You have two paths to your initial ADR set. Most teams adopting Archgate into a mature codebase use the guided onboard skill, which discovers conventions automatically rather than asking you to write everything by hand.

The onboard skill is the recommended path for an existing repo. Available inside Archgate’s editor plugins (Claude Code, Cursor, VS Code, and others), it onboards a project into governance end to end:

  1. Pre-flight — verifies the Archgate CLI is installed.

  2. Initialize — runs archgate init if .archgate/adrs/ does not exist yet, and removes the placeholder example ADR.

  3. Assess maturity — classifies the repo as greenfield, early-stage, or mature from manifest files, source file counts, and recent git history.
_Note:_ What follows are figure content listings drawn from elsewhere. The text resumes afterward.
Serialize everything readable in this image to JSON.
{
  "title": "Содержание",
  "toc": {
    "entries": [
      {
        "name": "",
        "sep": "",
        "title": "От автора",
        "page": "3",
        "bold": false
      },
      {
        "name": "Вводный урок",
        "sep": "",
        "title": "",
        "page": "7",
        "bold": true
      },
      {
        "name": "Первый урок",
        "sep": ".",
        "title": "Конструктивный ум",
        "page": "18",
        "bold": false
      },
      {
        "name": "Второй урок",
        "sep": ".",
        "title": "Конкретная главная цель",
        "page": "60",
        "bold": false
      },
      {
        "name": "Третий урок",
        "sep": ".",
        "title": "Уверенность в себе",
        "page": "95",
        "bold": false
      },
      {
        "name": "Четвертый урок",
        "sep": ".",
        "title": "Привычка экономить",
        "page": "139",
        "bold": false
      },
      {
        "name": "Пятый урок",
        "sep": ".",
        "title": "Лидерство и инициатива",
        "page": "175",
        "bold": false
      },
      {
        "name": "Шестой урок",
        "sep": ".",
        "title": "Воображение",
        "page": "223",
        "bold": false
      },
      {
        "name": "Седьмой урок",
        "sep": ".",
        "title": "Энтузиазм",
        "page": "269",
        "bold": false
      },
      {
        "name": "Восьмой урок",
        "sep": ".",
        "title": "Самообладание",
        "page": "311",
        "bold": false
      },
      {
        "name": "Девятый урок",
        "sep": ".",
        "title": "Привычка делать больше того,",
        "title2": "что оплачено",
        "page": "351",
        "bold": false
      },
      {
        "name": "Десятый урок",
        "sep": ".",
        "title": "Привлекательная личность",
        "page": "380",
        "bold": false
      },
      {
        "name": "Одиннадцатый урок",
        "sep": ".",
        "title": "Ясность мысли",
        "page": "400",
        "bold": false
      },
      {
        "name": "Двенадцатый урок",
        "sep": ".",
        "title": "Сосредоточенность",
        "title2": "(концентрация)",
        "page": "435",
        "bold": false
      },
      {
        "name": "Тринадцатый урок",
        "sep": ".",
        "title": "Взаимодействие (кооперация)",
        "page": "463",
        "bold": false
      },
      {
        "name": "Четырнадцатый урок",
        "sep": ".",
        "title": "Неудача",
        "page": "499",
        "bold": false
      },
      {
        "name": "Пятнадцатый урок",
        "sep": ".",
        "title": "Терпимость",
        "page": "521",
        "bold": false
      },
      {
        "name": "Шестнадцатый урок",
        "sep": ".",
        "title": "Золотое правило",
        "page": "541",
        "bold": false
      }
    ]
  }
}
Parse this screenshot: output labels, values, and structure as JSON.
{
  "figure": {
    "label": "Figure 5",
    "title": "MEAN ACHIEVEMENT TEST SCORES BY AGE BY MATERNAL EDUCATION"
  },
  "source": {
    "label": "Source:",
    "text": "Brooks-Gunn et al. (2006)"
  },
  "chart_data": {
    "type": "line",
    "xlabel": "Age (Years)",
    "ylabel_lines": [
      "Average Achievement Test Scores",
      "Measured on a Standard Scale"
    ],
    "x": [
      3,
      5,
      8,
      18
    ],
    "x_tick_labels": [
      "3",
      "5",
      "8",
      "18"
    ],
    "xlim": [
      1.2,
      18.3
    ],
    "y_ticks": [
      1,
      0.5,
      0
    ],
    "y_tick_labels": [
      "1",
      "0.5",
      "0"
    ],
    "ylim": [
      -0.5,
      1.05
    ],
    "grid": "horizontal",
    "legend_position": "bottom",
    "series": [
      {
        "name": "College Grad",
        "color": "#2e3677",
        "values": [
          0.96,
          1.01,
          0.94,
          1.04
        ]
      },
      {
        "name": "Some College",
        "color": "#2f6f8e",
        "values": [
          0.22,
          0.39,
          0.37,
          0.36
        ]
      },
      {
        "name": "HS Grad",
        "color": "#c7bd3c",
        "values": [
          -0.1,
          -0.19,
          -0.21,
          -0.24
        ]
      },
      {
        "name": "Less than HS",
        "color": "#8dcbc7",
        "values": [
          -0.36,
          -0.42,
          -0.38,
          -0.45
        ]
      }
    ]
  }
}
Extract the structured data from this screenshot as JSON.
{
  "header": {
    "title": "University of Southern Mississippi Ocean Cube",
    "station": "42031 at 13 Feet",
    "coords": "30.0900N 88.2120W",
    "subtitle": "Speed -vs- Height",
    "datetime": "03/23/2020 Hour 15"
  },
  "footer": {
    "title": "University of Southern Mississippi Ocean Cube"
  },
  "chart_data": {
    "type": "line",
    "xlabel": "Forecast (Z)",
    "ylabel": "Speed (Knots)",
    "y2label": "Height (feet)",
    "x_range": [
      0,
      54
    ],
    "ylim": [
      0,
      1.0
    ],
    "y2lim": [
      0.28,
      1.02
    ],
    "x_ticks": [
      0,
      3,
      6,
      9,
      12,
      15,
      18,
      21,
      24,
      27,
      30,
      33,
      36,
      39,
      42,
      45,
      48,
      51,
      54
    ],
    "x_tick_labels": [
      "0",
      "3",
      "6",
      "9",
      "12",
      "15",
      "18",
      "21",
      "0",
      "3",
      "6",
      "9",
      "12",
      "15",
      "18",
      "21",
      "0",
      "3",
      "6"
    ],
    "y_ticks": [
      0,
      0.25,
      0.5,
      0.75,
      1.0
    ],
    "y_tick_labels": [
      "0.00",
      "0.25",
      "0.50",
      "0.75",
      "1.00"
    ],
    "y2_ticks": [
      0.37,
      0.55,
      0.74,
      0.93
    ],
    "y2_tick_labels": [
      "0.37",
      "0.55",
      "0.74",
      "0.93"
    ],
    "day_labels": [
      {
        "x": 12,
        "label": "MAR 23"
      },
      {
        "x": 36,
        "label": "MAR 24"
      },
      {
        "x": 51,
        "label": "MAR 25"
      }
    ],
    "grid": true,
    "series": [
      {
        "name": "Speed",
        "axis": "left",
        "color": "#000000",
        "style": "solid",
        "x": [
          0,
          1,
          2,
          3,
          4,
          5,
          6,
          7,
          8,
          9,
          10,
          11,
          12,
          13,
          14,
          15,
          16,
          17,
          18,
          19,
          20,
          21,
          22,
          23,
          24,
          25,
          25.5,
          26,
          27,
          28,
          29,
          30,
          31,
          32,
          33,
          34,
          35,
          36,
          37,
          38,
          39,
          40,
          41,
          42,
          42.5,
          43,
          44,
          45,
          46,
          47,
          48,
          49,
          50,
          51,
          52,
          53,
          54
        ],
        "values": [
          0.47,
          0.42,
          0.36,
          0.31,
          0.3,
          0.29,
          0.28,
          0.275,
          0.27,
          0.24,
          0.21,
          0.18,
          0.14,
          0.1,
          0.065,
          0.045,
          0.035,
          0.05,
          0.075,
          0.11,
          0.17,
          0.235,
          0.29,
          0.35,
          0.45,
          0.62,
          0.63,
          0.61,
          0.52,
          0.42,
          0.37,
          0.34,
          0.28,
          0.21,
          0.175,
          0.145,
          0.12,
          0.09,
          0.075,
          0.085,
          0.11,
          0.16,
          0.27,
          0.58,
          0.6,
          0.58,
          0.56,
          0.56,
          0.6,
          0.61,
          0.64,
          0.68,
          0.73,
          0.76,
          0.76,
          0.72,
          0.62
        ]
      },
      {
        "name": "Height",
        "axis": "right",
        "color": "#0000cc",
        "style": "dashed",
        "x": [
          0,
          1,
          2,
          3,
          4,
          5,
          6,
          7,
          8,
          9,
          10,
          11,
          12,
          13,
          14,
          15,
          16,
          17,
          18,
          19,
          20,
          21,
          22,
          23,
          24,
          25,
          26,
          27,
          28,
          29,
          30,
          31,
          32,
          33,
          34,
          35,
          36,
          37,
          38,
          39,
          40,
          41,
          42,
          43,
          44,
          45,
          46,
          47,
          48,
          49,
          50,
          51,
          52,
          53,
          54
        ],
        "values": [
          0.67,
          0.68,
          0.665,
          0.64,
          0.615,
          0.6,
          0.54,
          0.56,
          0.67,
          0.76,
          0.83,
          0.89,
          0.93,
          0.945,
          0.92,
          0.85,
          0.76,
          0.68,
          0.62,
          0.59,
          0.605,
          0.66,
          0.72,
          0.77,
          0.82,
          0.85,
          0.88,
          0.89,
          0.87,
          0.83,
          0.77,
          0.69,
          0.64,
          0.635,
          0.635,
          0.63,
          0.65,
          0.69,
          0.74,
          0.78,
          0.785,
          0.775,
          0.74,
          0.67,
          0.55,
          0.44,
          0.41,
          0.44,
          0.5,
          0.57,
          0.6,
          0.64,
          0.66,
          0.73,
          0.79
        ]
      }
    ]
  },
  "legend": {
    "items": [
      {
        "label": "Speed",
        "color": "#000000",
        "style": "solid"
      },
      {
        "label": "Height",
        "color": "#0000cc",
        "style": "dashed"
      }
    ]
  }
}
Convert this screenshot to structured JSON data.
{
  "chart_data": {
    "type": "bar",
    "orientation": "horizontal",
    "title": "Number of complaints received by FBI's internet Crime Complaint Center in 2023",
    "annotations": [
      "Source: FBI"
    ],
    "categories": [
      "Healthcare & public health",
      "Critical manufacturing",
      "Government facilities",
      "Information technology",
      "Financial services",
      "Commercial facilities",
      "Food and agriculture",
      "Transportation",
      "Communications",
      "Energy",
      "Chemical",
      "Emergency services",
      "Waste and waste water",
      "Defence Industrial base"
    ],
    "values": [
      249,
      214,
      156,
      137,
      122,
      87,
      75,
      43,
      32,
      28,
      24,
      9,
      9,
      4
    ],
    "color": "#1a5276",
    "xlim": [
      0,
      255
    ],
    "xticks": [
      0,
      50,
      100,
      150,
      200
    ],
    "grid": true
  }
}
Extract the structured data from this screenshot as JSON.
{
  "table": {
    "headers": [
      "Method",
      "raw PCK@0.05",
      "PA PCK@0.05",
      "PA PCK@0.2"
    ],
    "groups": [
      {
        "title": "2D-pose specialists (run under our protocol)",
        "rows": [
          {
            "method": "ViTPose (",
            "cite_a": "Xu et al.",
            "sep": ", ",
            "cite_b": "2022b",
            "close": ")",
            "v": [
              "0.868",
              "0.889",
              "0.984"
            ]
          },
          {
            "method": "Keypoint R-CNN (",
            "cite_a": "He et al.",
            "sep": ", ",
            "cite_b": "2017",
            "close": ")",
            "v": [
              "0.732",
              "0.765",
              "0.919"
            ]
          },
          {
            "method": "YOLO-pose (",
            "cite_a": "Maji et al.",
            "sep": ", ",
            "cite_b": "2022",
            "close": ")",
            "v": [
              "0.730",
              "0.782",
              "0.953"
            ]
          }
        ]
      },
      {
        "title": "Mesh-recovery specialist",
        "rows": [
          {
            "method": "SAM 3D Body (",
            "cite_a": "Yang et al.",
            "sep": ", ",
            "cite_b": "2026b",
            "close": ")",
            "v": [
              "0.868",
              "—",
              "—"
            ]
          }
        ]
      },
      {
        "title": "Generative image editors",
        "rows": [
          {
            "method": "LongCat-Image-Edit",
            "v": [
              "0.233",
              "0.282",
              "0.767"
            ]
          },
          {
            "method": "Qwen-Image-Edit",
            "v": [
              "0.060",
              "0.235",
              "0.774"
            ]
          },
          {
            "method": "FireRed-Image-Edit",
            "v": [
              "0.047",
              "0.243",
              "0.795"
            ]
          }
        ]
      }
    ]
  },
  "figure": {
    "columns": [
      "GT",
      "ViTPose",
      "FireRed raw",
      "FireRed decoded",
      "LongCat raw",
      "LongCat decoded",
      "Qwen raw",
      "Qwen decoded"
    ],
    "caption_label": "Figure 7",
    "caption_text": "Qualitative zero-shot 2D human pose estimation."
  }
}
  4. Discover — for mature and early-stage repos, parallel explore sub-agents read your toolchain config, source patterns (error handling, imports, naming), and docs to extract the conventions you already follow — without you describing them.

  5. Interview — asks at most three targeted questions to fill gaps exploration could not (priority governance domains, any legacy areas or external specs).

  6. Propose a backlog — presents a prioritized list of 6–8 ADRs across the relevant domains (architecture, backend, frontend, data, general) for your approval before anything is written.

  7. Author — writes every approved ADR (and companion rule files where a decision is objectively checkable), then fixes cross-references between them.

  8. Report — prints a governance summary: ADRs created, domains covered, remaining gaps, and next steps.

Run it once, when setting up Archgate for the first time. After the initial set exists, re-running it extends or audits your governance.

Once your ADRs exist, confirm their automated rules pass against the repository as it stands today:

Terminal window
archgate check

A clean run means your ADRs accurately describe your codebase. If a rule fails on existing code, you have a decision to make: fix the code, relax the rule, or scope the ADR to apply only to new files. The full flag set (--verbose, --json, --adr, --base, --staged) is documented in the CLI reference.

Governance only holds if it is enforced. Layer enforcement so violations are caught as early as possible:

For AI-assisted work, the editor plugins close the loop earlier still: the developer agent reads relevant ADRs before writing code and validates compliance before you commit, so the CI gate rarely fires.

Adoption is the start, not the end. As your architecture changes:

  • Use the lessons-learned skill after a development session to capture new learnings and codify them into ADRs or project memory — the final step in the development workflow.
  • Use the adr-author skill to document a new decision the onboarding pass did not cover.
  • Re-run the onboard skill to extend governance to a new domain (for example, adding data-layer ADRs after introducing a database).

You can also bootstrap with proven conventions from the Archgate ADR registry instead of starting from a blank page — import a curated pack and remap its IDs into your project.